When I was younger and looked that I considered to be adults, I had a number of various feelings, depending on who I was looking at. Respect and awe, for those who seemed to know everything. Contempt, for some authority figures with whom I had a whole lot of pointless, adolescent trouble. Pity, for the few who, to me, "just didn't get it and never would, man." Even though my specific opinions changed from person to person, they all fell under the same umbrella of characterization: this person is an Adult. Some are worse than others, but they're all in the same general class of Adulthood, they all know how the world works, they've all undergone whatever fundamental change one eventually undergoes when one becomes an Adult, and they're all operating on a much different level from me and everyone I knew. They've taken the test, or they've seen the light or whatever it is you do when you get promoted from being just a dude to being a Man.
Certainly you're not an adult, because you're just wandering around, still trying to figure out how life works as you go along.
The Reality
There's no test, there's no light, and there's no tangible event that signifies the transition into adulthood. You don't enter an organization of adulthood. There's not, like, a guy hanging around at your college graduation who comes up to you and says "Now that you're an adult, here's all of our secret knowledge about existence, and how to live as a functioning human outside of the school system."
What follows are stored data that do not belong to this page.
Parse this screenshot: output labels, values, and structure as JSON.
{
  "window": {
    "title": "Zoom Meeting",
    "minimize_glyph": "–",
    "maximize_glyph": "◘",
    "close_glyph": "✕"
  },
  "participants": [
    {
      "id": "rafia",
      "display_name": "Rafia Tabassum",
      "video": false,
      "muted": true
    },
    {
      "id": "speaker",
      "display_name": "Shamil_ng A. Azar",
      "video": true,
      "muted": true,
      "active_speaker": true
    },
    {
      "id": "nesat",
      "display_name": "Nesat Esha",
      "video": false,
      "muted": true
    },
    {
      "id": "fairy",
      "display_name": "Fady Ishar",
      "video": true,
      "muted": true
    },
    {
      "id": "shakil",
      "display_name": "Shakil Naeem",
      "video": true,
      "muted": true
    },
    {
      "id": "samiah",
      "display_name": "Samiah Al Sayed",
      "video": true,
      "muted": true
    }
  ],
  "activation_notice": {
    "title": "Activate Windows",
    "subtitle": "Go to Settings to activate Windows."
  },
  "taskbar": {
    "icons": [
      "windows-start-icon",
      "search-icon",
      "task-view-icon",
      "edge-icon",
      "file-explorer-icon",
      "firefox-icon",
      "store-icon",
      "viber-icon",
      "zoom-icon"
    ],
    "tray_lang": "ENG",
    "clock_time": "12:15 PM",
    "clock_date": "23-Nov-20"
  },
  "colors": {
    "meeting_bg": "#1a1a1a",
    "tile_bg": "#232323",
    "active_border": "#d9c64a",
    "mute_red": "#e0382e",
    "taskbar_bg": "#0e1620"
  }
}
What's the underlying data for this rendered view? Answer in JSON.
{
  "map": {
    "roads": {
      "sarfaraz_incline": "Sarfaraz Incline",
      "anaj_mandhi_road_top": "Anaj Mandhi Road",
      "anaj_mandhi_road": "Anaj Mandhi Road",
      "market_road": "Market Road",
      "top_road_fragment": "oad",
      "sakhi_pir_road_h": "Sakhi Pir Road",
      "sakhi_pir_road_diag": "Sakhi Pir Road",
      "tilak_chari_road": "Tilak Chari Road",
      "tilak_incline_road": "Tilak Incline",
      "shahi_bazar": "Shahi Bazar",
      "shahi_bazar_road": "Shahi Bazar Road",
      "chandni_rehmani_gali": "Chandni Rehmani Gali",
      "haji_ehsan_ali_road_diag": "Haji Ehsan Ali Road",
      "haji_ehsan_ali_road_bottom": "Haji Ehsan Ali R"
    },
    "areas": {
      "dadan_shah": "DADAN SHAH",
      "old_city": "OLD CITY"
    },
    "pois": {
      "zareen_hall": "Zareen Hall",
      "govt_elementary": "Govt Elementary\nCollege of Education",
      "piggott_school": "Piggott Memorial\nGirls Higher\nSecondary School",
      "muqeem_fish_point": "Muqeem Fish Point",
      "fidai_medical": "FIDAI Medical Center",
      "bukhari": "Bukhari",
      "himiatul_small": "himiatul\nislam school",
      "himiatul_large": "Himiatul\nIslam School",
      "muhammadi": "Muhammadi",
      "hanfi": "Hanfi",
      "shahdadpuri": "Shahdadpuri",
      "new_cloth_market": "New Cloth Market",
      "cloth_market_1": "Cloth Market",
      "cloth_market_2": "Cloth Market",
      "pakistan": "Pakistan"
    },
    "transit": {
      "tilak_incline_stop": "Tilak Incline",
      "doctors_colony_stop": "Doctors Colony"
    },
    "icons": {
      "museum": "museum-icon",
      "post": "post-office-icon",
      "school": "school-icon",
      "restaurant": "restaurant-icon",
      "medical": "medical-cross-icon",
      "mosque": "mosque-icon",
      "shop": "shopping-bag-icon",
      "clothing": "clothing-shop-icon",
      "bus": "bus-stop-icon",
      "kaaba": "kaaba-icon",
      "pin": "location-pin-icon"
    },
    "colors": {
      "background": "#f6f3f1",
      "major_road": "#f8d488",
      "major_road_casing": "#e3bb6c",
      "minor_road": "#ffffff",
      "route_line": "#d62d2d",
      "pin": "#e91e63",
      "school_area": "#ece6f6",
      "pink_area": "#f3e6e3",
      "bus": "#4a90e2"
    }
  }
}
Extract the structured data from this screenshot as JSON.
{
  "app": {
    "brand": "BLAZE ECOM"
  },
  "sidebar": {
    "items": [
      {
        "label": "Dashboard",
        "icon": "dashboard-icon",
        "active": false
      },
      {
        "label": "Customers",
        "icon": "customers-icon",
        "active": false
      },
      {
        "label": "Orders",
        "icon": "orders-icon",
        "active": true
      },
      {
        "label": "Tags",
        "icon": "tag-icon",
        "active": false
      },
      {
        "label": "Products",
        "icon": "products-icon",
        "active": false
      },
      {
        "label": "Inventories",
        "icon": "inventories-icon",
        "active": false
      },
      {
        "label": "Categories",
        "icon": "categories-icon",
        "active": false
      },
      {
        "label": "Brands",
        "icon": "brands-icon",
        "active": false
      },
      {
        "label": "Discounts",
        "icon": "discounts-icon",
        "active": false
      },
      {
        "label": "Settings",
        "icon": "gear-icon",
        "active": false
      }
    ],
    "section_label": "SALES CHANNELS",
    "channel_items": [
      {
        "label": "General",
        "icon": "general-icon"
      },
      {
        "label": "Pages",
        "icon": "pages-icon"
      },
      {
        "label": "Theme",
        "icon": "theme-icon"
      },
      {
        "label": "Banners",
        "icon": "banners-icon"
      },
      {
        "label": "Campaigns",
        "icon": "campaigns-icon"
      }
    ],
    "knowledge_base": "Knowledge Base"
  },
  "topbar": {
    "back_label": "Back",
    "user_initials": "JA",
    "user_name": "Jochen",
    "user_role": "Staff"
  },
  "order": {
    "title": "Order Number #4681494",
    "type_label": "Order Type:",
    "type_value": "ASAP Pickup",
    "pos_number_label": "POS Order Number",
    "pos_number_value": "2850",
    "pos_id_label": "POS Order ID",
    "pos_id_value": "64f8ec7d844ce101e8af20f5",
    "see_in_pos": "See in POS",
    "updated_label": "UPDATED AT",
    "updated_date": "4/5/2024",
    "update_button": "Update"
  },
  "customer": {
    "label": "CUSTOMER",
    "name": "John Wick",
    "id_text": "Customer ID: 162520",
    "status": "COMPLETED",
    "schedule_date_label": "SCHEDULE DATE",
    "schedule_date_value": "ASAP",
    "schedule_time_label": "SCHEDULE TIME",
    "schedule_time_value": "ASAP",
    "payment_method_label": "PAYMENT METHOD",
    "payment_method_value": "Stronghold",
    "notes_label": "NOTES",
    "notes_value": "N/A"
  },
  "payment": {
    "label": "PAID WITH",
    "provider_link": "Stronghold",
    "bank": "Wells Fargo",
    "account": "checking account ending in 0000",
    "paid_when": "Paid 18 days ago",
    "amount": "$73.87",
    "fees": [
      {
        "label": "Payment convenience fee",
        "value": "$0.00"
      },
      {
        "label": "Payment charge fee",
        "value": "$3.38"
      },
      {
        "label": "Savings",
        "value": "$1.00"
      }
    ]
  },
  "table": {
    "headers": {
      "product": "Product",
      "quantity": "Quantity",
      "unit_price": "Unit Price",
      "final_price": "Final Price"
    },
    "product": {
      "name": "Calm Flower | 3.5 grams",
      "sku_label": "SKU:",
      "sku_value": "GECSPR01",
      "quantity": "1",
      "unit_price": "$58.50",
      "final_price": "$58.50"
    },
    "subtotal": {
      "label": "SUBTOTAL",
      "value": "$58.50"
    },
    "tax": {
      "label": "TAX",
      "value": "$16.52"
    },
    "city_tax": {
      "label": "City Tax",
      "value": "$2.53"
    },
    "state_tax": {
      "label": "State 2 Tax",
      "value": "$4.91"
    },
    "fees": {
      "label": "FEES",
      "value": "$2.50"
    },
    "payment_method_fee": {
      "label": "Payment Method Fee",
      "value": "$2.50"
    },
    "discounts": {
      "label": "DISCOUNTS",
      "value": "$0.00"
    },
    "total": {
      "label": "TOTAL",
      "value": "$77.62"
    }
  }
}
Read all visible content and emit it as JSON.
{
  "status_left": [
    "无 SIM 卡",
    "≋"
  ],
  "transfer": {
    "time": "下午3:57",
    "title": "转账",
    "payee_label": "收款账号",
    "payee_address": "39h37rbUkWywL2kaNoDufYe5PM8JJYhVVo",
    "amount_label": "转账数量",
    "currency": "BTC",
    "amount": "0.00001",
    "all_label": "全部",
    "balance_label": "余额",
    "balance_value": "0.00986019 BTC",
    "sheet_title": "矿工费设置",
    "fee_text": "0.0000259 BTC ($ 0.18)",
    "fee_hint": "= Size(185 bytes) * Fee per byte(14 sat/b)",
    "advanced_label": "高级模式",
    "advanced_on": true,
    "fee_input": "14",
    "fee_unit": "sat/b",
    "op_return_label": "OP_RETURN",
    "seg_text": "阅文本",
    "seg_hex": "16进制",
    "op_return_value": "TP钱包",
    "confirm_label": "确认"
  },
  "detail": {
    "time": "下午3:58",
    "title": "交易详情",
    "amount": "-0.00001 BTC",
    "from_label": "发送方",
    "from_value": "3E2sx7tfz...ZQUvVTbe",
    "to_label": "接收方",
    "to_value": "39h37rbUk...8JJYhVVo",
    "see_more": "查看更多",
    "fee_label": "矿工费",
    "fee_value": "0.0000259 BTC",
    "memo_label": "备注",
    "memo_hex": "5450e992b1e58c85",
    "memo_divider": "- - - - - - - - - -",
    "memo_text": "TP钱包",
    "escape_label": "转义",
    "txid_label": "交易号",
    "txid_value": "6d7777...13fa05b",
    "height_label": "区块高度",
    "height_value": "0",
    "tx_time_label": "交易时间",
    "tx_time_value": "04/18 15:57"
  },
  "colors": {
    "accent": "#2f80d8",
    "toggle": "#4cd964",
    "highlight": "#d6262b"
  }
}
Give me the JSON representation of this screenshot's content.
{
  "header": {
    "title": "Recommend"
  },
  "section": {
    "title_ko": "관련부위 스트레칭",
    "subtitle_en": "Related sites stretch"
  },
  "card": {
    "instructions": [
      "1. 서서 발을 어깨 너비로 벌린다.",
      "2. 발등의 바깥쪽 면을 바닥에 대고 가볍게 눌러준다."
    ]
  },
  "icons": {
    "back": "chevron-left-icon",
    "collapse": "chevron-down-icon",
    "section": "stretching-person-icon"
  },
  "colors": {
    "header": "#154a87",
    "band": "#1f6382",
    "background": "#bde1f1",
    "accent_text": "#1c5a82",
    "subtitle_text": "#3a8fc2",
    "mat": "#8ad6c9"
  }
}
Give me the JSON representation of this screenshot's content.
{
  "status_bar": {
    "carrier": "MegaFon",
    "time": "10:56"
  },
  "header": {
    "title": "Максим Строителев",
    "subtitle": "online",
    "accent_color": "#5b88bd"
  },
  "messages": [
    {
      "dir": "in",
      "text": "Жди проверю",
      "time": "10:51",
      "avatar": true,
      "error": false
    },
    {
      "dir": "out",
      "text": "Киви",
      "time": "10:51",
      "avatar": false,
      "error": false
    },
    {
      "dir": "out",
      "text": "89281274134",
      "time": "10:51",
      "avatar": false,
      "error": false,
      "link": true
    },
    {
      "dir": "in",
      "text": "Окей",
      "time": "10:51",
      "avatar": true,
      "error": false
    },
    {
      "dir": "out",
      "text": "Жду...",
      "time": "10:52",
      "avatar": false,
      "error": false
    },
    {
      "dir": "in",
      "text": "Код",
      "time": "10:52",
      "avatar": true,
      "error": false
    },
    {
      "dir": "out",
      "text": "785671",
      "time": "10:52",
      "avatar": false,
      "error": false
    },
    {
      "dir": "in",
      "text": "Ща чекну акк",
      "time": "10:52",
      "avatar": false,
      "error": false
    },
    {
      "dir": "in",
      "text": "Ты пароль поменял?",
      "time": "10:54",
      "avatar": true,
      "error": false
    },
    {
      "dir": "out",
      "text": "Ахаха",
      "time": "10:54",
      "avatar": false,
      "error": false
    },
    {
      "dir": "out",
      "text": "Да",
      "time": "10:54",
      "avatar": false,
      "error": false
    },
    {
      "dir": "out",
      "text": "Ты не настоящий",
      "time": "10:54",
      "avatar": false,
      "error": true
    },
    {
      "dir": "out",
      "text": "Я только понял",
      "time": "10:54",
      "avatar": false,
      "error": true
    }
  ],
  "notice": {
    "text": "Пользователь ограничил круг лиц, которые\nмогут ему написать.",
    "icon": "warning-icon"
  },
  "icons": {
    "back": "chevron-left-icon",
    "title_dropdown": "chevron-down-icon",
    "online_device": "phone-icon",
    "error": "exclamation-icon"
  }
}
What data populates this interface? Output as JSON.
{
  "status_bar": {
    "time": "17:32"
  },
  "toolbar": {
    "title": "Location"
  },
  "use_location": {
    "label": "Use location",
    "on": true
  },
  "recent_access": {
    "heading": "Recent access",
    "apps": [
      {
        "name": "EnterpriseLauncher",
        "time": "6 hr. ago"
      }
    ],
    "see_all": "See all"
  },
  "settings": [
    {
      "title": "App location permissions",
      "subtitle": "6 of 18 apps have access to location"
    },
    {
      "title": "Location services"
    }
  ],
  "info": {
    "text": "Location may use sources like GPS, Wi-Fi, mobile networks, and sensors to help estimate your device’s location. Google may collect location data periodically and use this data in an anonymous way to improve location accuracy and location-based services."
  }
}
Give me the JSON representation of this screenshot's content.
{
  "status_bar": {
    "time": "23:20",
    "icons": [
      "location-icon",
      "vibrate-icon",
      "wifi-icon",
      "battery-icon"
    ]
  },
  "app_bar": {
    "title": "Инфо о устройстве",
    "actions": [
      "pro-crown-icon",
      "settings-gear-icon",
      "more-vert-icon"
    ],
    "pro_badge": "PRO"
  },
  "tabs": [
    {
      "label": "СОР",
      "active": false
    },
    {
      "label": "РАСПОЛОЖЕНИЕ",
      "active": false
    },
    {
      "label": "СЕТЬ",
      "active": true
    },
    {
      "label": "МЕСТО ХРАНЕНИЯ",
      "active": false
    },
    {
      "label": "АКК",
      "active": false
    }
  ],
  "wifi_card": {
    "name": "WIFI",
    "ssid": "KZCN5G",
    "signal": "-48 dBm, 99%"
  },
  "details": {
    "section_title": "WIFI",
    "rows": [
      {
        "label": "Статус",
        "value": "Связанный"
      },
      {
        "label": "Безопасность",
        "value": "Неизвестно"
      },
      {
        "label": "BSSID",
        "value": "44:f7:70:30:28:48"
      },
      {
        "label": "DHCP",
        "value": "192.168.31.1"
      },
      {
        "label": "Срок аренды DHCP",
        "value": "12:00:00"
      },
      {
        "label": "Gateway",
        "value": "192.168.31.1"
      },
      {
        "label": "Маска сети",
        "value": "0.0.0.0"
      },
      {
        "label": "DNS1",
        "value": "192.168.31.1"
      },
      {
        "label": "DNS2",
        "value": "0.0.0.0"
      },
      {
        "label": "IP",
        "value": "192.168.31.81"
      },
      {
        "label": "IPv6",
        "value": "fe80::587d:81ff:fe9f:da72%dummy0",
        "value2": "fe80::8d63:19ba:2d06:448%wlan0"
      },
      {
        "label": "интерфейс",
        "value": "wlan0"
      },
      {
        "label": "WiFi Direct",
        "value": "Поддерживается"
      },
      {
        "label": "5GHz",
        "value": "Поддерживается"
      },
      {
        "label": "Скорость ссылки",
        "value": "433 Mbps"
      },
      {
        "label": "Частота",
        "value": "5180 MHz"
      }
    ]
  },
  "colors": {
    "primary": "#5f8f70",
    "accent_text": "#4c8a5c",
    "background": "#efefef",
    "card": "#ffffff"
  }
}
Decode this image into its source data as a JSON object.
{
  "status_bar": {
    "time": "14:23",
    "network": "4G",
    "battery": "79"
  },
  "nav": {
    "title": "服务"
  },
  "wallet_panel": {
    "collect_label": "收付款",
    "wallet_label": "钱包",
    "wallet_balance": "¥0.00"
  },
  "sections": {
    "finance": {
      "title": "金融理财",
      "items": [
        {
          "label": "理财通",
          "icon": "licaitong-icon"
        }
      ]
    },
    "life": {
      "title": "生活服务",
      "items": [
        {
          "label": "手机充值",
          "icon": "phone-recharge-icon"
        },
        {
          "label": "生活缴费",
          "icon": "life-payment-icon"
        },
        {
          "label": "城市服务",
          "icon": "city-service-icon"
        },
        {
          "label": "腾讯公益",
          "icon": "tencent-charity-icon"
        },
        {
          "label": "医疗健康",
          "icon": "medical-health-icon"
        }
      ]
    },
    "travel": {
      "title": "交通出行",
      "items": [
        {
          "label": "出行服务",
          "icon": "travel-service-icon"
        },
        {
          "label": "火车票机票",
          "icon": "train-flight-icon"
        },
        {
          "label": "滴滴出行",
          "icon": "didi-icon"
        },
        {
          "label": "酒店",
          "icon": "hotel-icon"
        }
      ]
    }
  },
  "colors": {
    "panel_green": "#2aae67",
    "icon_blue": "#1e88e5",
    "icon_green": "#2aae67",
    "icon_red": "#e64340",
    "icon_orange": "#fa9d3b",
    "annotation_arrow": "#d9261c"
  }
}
"Since you've graduated I can legally give you this box, which is just FULL of all of the rules that govern life and existence."
There's no class or test or paperwork to sign. One day you just realize you're a person who pays bills. You're a person who signs up for a club card at your local grocery store because, "Oh, I might as well, I'm there so often." You're a person who gradually is getting less and less familiar with whatever's going on in pop music. You can vote and rent a car and get married and have kids, and it's not weird, it's normal.
You're an adult, and no one told you.
And you don't fundamentally change as a result of this realization. You don't gain new knowledge. You don't feel like an adult, you don't have everything under control. You're still dumb. You're still the guy who, a few years ago, was probably sleeping in a full bathtub in college, because you were out of blankets in your dorm room and it seemed like the only logical way to stay warm through the night and, yes, that is a thing that I did. You're the exact same person, except suddenly society has thrust you into the Adult category.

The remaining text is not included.